Chapter 7. The Constitution of a Human Being
Chapter 8. How Did I Come To Be Me?
Chapter 9. The Ghost in the Machine
Chapter 12 .The Incarnation: the Invisible Becomes Visible
Section II
Embodiment: and Vicarious Substitutionary Sacrifice
Chapter 13. Two Adams: Fallen and Unfallen Man
Chapter 15. The Dying of Jesus Christ
Chapter 16. The Man Who Raised Himself from the Dead

To Evelyn May White: for whom I owe a great debt to the Lord for sending me the best secretary an author ever had, and the most faithful of all critics.
She took all the dictation at least twice over and typed much of the text at least three times: and then set the copy on a Composer ready for the printer, thus making many last-minute refinements possible.
I am grateful beyond telling.
Three Propositions--
An established fact is as sacred as a revealed truth.
Nothing quite equals the ignorance of the average Scientist about Theology except perhaps the ignorance of most theologians about matters of Science.
"Theology was once known as the Queen of the Sciences. If Science as the 'Servant of Humanity' is to be sure of its direction, the Queen needs to be either reinstated or re-placed....THE THRONE IS AT PRESENT VACANT." (A. V. Hill, Presidential Address before the British Association in 1954.)
Why is it that the theologians are just as unwilling to incorporate the data of science into their theology as the scientists are of incorporating the data of theology into their science? These data in both cases ultimately rest upon foundations of a similar nature, namely, on the logical extension of the implications of premises which have been accepted by faith.

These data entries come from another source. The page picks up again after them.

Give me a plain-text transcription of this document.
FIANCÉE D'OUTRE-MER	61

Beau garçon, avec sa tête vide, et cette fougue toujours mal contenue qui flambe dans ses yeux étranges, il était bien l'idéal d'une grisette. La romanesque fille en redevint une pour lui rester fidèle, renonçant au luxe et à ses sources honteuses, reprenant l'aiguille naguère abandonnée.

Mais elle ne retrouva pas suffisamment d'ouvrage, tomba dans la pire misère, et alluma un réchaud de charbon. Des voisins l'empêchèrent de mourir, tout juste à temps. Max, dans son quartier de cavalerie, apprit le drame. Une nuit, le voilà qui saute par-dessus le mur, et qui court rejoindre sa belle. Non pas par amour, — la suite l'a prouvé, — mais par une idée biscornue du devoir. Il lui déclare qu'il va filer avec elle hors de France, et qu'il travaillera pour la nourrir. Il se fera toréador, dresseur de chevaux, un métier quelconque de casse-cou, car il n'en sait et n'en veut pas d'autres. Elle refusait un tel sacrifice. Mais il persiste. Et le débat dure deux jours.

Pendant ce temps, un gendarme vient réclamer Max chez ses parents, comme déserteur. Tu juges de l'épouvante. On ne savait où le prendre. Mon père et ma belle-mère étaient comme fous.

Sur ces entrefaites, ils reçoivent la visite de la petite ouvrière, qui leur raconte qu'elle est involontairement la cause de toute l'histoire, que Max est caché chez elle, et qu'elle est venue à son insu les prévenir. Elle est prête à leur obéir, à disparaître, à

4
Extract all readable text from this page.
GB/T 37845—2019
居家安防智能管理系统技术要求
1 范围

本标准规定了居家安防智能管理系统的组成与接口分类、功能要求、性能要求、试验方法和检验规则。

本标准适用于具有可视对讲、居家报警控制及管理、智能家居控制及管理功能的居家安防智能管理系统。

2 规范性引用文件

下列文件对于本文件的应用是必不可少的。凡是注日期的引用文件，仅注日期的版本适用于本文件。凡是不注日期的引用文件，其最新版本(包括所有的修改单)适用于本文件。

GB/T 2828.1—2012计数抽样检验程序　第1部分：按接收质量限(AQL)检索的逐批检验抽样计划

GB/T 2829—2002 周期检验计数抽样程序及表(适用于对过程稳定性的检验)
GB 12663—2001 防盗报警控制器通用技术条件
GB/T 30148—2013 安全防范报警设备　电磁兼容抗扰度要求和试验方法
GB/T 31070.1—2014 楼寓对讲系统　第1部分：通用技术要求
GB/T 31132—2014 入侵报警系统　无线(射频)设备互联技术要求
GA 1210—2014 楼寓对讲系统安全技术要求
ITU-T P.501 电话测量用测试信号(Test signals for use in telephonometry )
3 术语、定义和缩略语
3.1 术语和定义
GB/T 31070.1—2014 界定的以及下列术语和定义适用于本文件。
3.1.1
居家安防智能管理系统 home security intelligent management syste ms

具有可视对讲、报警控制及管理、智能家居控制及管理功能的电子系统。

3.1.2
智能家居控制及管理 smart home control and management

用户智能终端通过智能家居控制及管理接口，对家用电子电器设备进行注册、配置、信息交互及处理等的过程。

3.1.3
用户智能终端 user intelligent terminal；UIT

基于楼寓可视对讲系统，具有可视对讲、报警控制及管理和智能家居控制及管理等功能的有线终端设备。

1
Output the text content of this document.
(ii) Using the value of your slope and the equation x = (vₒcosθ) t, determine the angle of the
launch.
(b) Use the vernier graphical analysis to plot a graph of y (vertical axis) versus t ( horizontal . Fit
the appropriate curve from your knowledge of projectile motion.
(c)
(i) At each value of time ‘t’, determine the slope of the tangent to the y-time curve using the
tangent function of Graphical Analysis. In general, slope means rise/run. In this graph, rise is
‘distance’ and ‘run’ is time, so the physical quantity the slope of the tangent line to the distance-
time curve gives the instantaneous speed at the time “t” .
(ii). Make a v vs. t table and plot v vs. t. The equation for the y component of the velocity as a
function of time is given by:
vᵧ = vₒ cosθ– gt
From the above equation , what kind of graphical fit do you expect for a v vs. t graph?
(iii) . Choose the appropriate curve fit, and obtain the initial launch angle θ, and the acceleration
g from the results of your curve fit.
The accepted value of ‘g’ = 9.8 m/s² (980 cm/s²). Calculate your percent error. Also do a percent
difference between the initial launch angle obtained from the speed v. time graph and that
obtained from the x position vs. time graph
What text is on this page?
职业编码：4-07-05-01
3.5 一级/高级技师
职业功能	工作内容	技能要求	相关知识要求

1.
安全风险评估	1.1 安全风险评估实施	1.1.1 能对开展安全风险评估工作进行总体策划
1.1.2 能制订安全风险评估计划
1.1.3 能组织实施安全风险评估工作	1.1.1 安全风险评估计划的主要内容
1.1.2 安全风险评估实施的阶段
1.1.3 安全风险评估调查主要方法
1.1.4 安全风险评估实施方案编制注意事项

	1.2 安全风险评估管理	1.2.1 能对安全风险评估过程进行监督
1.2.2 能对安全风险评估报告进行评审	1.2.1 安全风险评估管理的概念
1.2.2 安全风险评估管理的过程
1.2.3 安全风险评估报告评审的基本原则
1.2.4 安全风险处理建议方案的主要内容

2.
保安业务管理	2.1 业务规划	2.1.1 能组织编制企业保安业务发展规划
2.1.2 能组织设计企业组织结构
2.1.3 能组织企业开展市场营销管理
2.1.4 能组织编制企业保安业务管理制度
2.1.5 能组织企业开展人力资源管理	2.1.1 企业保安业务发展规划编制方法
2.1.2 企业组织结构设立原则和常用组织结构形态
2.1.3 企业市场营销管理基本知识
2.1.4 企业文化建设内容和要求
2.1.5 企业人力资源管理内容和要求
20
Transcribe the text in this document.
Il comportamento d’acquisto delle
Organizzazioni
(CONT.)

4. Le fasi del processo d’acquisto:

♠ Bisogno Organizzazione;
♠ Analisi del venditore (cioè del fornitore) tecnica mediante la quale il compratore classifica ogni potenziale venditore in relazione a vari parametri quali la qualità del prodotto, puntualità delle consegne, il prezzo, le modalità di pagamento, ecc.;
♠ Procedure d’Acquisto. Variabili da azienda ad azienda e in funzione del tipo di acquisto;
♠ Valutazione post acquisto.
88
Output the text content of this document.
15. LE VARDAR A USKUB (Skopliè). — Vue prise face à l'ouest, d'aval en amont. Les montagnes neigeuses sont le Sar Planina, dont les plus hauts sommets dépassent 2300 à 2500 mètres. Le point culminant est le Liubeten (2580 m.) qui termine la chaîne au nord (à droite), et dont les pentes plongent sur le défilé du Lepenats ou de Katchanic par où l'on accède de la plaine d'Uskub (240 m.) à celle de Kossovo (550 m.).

In the present creation/evolution controversy the basic issue is the origin and nature of Adam. Was he only a little removed from the apes but with the benefit of a soul, appearing on the scene millions of years ago? Or was he a creature of God's making coming directly into being by a divine act, placed in a Garden of Eden only a few thousand years ago? And what of Eve? Was she a kind of prehistoric "Lucy" three million years old, or was she formed out of a historical Adam by a unique act of divine surgery as record-ed in Genesis so matter-of-factly?
What has been overlooked in all this controversy, and what complicates it immensely, is the fact that in the Bible we have not merely one man called Adam to account for, but two (1 Cor. 15:45). And these two men, the Adam of Eden and the Adam of Bethlehem, stand in direct apposition to one another, each being a prototype and a representative of the other and of true Man. Whatever we can say with certainty about the Last Adam must be assumed for the First Adam as originally formed - whether by creation or by evolution.
Examination of the implications of the biblical data (and this data is far more revealing than is generally recognized) shows that the creation of Adam and Eve exactly as Scripture sets it forth, is the only view that really makes sense of the relationship between these two Adams and of the biblical Plan of Redemption. Evolution makes a shambles of the Plan of Redemption as the Church of God has understood it and preached it for almost 2000 years.
It is the exploration in depth of this relationship between the First and the Last Adam that forms the subject of this volume. It demonstrates that in this controversy concerning the origin of man's body, the biological data are only part of the issue: it is the theological data that must now be addressed.
What the Lord Jesus Christ accomplished on Calvary cannot really be understood without first grasping the difference between our physical death and that of an animal, and between the death of Jesus Christ and that of us men for whom He died. These three kinds of physical death are entirely different in certain fundamental essentials. It is quite beyond the ability of evolutionary theory to account for these physiological differences.